In the mid-1970s, DEC designed the VAX to be a successor of the PDP-11. They used word for a 16-bit quantity, while longword referred to a 32-bit quantity. This was in contrast to earlier machines, where the natural unit of addressing memory would be called a word, while a quantity that is one half a word would be called a halfword. In fitting with this scheme, a VAX quadword is 64 bits.

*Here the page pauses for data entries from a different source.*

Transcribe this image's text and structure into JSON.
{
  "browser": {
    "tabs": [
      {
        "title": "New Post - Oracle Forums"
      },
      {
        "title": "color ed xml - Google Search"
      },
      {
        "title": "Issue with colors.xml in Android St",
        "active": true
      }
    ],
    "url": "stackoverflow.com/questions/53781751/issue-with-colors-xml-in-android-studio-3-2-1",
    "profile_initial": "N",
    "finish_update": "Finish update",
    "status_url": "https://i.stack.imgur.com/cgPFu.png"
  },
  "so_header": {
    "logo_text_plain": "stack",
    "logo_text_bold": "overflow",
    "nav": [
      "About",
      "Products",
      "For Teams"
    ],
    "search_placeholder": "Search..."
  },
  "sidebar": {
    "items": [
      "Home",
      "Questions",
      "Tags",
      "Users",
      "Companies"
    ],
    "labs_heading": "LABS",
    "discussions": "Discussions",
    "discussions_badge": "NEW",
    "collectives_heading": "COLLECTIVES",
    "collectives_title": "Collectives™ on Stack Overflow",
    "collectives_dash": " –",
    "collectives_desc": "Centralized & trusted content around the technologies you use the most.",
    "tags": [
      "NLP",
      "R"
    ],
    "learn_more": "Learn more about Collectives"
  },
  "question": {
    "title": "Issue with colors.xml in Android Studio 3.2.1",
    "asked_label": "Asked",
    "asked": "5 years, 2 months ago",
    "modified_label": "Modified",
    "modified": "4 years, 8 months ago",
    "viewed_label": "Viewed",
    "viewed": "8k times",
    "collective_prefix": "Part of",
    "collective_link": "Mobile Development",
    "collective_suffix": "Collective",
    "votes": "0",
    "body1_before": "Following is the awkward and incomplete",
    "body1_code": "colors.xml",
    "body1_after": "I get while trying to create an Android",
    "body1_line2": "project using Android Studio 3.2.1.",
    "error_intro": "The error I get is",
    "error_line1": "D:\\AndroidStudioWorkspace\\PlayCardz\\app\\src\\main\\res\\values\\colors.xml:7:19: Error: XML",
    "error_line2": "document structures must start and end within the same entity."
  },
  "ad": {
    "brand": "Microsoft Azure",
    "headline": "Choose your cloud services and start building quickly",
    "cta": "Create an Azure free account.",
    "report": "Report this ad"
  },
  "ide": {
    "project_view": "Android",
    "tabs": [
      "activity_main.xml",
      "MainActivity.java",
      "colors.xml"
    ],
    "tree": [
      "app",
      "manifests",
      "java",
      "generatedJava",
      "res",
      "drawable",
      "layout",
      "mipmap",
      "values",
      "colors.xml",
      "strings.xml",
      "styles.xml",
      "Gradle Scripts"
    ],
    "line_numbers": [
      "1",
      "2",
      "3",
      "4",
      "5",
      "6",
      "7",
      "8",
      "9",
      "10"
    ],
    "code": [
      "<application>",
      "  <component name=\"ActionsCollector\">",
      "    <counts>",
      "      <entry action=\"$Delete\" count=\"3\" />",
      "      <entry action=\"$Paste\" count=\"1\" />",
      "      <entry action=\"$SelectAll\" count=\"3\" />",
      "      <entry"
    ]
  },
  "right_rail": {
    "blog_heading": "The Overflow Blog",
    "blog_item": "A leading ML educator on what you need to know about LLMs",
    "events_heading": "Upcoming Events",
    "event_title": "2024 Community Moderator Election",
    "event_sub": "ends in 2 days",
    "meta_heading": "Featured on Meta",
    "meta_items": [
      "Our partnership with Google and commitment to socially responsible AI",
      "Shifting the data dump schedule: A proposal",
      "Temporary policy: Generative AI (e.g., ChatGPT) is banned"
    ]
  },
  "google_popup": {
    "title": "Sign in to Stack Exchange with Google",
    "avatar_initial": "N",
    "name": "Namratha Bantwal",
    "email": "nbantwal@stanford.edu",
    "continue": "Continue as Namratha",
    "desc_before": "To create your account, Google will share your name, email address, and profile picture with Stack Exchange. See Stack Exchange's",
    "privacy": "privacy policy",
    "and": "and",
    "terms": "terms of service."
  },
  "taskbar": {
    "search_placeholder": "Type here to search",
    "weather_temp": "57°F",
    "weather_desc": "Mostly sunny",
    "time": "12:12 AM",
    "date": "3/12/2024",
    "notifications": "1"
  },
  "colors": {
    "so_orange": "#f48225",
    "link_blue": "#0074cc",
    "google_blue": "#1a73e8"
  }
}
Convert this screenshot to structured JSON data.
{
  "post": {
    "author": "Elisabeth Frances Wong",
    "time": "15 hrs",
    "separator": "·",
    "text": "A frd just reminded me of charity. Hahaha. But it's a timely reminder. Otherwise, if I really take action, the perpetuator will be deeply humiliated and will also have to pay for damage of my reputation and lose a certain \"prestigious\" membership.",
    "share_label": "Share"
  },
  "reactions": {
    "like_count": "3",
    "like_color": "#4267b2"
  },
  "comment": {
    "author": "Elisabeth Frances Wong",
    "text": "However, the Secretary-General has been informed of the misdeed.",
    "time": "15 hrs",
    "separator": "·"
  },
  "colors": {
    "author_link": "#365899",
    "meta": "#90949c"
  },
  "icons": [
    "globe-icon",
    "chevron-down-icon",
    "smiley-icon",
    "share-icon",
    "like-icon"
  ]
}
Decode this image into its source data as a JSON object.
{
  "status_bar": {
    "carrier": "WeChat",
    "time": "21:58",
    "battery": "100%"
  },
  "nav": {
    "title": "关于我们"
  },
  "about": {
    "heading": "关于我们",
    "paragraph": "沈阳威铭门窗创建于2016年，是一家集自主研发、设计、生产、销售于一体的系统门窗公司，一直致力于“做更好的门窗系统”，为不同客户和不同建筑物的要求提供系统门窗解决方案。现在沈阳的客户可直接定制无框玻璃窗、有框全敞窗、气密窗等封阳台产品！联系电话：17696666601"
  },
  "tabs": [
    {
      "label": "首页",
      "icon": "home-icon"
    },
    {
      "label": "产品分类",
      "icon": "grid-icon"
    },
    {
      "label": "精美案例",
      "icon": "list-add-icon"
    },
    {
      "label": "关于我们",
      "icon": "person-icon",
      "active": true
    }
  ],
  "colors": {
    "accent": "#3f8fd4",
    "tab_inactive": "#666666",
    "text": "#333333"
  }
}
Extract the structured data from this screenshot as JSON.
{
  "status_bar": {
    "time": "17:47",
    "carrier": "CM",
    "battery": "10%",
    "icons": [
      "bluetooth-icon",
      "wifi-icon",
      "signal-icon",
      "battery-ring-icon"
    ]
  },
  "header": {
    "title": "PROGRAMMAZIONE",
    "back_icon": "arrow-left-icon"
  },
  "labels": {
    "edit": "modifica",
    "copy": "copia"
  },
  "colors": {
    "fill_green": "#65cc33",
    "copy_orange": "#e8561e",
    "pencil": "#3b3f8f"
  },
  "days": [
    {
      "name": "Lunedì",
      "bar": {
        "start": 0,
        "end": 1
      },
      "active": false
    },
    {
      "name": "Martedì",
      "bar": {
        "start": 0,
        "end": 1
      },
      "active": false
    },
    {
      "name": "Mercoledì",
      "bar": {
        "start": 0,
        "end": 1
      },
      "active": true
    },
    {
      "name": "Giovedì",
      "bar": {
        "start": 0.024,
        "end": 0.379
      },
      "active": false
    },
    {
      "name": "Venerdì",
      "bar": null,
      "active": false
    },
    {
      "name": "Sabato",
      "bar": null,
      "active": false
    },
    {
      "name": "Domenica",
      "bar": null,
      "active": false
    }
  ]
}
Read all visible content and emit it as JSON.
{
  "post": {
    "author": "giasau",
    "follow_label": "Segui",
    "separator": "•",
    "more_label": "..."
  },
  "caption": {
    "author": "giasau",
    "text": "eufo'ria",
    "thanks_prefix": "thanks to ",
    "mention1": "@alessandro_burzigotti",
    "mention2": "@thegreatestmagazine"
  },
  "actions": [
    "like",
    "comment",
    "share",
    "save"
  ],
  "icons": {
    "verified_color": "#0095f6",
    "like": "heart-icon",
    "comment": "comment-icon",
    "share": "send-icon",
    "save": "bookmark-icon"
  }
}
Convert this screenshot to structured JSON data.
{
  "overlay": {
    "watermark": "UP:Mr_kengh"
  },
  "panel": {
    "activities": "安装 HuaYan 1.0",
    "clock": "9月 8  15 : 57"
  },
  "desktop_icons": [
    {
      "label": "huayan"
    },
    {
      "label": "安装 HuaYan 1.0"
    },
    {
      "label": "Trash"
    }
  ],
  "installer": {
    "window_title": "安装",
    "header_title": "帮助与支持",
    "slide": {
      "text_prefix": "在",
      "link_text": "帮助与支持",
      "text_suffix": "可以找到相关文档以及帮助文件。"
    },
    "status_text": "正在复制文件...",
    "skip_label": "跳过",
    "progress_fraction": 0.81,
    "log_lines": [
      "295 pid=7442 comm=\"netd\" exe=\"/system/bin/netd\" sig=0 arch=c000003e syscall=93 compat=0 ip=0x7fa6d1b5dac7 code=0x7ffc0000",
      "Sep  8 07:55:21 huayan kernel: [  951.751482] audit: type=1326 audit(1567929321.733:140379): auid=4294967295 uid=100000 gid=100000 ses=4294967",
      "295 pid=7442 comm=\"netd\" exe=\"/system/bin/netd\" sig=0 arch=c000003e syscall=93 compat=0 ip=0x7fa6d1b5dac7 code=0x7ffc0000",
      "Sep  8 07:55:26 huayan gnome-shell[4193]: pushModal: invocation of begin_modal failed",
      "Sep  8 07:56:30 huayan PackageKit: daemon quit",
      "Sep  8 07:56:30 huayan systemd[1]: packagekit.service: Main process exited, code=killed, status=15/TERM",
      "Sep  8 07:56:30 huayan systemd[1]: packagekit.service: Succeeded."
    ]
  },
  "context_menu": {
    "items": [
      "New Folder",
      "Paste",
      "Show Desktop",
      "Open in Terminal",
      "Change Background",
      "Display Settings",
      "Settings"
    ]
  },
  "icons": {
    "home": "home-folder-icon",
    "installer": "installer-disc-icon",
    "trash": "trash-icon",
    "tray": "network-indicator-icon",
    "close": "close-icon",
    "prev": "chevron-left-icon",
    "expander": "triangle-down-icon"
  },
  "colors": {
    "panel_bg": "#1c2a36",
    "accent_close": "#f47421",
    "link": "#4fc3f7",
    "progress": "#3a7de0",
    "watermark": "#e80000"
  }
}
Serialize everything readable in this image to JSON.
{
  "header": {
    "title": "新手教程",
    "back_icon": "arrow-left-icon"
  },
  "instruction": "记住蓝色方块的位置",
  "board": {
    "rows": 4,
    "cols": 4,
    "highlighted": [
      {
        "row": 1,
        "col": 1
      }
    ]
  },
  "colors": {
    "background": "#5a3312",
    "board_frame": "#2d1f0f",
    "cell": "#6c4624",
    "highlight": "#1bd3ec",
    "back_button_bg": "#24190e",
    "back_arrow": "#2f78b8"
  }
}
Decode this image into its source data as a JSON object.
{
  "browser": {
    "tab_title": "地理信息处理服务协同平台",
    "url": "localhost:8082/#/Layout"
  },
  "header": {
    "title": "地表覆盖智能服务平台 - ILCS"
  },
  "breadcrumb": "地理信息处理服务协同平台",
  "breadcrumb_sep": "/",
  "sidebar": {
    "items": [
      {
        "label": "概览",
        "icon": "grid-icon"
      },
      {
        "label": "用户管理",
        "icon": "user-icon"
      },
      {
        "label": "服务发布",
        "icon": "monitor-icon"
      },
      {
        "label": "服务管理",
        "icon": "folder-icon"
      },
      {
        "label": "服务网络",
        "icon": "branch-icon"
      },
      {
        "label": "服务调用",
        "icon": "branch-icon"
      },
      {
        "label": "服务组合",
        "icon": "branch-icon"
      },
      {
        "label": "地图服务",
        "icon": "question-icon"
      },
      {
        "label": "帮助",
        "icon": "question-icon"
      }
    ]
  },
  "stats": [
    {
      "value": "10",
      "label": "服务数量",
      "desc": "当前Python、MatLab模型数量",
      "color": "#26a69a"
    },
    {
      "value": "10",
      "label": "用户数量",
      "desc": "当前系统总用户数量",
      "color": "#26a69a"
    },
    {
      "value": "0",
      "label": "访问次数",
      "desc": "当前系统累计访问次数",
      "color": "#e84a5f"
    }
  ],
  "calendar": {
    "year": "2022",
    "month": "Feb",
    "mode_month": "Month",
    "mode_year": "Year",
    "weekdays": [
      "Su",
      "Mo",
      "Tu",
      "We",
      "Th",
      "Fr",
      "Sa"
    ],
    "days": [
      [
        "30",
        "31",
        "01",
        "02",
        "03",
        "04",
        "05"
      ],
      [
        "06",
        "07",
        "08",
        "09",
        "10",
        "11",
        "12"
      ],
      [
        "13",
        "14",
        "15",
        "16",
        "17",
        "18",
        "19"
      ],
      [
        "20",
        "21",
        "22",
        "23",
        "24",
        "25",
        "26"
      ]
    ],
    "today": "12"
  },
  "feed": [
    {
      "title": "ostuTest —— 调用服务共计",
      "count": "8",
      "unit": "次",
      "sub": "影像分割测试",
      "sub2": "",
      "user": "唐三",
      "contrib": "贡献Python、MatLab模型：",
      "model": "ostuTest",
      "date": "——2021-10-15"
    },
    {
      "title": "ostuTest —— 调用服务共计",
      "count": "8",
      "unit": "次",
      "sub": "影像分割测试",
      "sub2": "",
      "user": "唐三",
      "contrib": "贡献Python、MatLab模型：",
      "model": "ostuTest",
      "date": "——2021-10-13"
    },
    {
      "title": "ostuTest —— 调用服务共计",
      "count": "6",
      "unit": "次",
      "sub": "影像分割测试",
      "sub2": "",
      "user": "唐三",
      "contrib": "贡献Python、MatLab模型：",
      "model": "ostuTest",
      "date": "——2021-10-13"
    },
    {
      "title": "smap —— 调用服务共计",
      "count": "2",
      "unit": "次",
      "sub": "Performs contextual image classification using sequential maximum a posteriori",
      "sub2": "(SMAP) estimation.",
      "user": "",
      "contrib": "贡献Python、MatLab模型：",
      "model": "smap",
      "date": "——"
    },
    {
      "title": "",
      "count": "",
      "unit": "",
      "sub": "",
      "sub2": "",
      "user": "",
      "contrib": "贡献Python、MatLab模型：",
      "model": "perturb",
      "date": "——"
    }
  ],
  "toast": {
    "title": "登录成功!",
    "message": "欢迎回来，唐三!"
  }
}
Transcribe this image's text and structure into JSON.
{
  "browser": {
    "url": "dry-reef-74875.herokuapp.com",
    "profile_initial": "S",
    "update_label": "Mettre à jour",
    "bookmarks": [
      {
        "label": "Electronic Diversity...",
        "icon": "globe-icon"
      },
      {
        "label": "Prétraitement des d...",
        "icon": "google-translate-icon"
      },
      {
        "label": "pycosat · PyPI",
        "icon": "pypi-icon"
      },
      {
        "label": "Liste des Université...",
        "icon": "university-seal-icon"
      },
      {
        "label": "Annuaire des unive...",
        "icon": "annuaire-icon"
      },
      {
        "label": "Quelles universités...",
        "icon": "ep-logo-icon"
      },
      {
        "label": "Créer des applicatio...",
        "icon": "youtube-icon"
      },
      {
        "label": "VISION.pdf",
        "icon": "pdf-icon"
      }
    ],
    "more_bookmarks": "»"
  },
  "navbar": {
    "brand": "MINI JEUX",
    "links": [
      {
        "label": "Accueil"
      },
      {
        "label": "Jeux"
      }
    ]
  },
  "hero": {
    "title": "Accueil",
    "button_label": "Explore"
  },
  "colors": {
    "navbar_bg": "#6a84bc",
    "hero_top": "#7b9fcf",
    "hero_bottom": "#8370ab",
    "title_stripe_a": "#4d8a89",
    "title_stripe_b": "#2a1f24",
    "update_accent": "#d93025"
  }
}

Another example is the x86 family, of which processors of three different word lengths (16-bit, later 32- and 64-bit) have been released. As software is routinely ported from one word-length to the next, some APIs and documentation define or refer to an older (and thus shorter) word-length than the full word length on the CPU that software may be compiled for. Also, similar to how bytes are used for small numbers in many programs, a shorter word (16 or 32 bits) may be used in contexts where the range of a wider word is not needed (especially where this can save considerable stack space or cache memory space). For example, Microsoft’s Windows API maintains the programming language definition of WORD as 16 bits, despite the fact that the API may be used on a 32- or 64-bit x86 processor, where the standard word size would be 32 or 64 bits, respectively. Data structures containing such different sized words refer to them as WORD (16 bits/2 bytes), DWORD (32 bits/4 bytes) and QWORD (64 bits/8 bytes) respectively. A similar phenomenon has developed in Intel’s x86 assembly language – because of the support for various sizes (and backward compatibility) in the instruction set, some instruction mnemonics carry «d» or «q» identifiers denoting «double-«, «quad-» or «double-quad-«, which are in terms of the architecture’s original 16-bit word size.
In general, new processors must use the same data word lengths and virtual address widths as an older processor to have binary compatibility with that older processor.
Often carefully written source code – written with source code compatibility and software portability in mind – can be recompiled to run on a variety of processors, even ones with different data word lengths or different address widths or both.